C’était un cousin, lors des 50 ans de mon père, en 1977, qui avait eu cette phrase de conclusion de son discours: «La première moitié est faite; la plus dure.» Allez comprendre les corridors de la mémoire, cela m’est revenu l’autre nuit, alors que s’agitait dans la transe dansante d’un remix de Happy une bande d’ami(e) s venus fêter mon demi-siècle.
Je n’étais pas fan de monter l’opération, au début de l’année. Ces termes, justement: demi-siècle, quinqua, milieu de vie, entrée chez les seniors, tout ça ne me disait rien qui vaille, sérieux. Je sais que c’est là coquetterie stupide, narcissisme schnock, que c’est l’esprit qui compte et pas la date inscrite sur le passeport, mais bon. J’avais durant ce demi-siècle bien apprécié la rassurante idée d’être jeune.
C’était un copain, lors de cette agape dont la réussite a fait que je peine à me rappeler comment cela s’est terminé, qui s’est chargé d’un discours tendre au sujet de mes agaçants avis sur tout, mes suspects fourre-tout idéologiques, et donc de nos incessants bavardages. Au mieux, il s’agit là d’une déformation professionnelle et, au pire, voilà une angoisse qui monte. Il n’est guère certain que la seconde moitié soit si moins dure que ça. L’optimisme à ce sujet me semble une réflexion venue des trente glorieuses, l’idée qu’à 50 ans on n’a plus qu’une course en jolie descente cool devant soi. On serait au sommet. Tu parles. Peut-être qu’en s’allégeant, cependant, le coup est jouable.

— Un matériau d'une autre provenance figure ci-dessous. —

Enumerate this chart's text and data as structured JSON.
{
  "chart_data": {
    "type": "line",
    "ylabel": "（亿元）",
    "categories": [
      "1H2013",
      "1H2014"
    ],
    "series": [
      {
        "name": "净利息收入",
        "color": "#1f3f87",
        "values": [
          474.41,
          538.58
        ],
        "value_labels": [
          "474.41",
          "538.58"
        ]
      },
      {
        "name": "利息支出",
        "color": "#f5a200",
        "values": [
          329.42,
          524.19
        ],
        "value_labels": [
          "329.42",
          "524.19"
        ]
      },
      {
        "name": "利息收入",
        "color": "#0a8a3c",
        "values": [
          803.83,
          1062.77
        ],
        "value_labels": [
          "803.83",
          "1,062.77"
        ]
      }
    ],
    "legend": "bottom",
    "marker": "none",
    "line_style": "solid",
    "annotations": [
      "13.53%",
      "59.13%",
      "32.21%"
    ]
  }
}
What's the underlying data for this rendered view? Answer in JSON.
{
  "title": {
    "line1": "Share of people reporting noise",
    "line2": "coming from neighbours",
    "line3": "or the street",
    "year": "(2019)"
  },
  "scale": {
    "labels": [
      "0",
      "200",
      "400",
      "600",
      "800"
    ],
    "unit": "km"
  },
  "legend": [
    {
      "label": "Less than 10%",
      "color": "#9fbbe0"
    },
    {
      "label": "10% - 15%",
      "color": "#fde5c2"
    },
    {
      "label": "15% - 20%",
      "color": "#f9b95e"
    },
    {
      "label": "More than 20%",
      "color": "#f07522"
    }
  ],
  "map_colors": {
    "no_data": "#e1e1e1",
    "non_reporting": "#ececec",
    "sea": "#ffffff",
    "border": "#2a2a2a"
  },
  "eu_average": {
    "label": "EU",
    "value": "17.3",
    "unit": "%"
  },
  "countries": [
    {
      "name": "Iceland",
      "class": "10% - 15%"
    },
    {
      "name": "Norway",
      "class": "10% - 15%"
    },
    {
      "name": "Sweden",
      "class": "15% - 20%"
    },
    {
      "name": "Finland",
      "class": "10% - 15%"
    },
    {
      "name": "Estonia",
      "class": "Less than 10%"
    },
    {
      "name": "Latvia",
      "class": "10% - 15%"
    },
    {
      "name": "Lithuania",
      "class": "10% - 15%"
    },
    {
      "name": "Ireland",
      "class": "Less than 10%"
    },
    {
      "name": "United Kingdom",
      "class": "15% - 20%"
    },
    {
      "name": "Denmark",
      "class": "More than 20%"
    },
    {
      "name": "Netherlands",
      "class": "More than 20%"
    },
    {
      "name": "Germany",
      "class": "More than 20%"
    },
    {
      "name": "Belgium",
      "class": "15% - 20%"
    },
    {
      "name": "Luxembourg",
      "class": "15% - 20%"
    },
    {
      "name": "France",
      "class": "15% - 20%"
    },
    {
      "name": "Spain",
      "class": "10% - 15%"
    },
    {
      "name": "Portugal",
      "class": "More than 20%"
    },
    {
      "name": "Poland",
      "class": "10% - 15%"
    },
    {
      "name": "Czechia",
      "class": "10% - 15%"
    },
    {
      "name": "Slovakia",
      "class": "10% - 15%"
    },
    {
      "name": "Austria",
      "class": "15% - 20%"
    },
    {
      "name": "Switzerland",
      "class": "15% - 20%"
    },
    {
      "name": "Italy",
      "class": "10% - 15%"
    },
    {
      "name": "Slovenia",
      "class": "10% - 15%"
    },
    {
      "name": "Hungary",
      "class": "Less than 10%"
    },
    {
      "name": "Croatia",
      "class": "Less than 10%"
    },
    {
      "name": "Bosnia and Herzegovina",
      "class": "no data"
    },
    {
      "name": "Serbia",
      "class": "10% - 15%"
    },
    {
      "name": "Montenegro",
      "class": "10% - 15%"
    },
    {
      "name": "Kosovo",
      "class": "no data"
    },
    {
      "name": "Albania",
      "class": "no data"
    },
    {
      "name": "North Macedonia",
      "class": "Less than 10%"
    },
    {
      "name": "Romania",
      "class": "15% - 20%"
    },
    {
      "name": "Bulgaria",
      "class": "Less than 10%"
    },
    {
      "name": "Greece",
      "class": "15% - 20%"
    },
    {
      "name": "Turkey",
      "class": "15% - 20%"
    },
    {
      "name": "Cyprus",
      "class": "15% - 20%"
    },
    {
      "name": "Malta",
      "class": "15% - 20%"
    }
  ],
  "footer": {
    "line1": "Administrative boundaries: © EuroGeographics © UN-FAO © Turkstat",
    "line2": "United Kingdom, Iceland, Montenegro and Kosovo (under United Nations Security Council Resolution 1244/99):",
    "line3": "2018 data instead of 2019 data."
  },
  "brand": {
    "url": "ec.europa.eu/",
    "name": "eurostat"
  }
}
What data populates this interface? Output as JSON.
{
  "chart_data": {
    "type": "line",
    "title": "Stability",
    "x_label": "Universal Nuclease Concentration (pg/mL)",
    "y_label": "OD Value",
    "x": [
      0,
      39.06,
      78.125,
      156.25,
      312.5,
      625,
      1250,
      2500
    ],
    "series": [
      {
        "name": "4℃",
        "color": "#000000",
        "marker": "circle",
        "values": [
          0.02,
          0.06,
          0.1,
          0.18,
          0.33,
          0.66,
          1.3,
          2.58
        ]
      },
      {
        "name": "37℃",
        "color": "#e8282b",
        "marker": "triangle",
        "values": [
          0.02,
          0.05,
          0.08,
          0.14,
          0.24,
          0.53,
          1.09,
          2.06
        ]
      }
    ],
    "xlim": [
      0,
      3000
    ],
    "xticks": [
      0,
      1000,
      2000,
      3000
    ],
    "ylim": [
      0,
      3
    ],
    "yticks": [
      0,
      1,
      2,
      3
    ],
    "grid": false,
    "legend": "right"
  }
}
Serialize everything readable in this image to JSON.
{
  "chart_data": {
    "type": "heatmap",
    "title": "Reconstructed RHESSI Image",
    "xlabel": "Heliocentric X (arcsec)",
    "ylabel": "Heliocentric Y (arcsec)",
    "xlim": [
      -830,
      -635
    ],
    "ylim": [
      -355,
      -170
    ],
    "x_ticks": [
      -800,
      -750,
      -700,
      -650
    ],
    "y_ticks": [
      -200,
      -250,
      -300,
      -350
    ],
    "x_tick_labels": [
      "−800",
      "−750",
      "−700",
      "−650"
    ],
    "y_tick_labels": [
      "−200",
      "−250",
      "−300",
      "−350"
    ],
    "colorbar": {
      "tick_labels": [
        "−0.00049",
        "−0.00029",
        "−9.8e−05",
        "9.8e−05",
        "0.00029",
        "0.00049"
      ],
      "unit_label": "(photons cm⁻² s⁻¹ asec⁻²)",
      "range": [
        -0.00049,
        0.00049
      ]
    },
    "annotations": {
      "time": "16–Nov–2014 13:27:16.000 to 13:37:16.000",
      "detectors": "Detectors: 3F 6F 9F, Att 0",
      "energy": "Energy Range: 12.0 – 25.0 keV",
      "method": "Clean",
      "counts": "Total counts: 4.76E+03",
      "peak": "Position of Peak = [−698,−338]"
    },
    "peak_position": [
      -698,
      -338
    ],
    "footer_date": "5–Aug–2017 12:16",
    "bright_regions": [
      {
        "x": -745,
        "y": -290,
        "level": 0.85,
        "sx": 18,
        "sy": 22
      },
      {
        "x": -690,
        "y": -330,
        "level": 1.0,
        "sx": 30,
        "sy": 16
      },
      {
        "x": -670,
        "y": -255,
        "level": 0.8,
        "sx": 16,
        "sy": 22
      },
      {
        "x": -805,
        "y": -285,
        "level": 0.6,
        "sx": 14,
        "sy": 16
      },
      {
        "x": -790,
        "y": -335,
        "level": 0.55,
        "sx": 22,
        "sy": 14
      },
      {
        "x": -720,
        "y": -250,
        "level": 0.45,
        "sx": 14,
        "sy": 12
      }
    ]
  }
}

Car c’est un écrivain, toujours cette nuit-là, qui m’y a fait penser. Cette histoire d’allègement lui ressemble un peu: il me semble qu’il a passé sa vie à se débarrasser de ce qui ne l’intéressait pas pour se concentrer sur ce qui le fait vraiment courir, du violon au Japon, de la plume à la brume qui s’ensoleille au-dessus des prairies de printemps. La seconde moitié, c’est celle où l’on ne perd plus de temps, et où certains concepts méritent fort approfondissement: la révolte, la musique de Petrucciani et d’Elvis, l’insolence, une impolitesse heureuse devant l’hypocrisie, se mettre à l’épreuve de pensées moins conformes. Une façon de ne plus se payer de mots, en quelque sorte. On ne vit qu’une fois, alors faisons en sorte qu’une fois suffise. Je vais faire ça.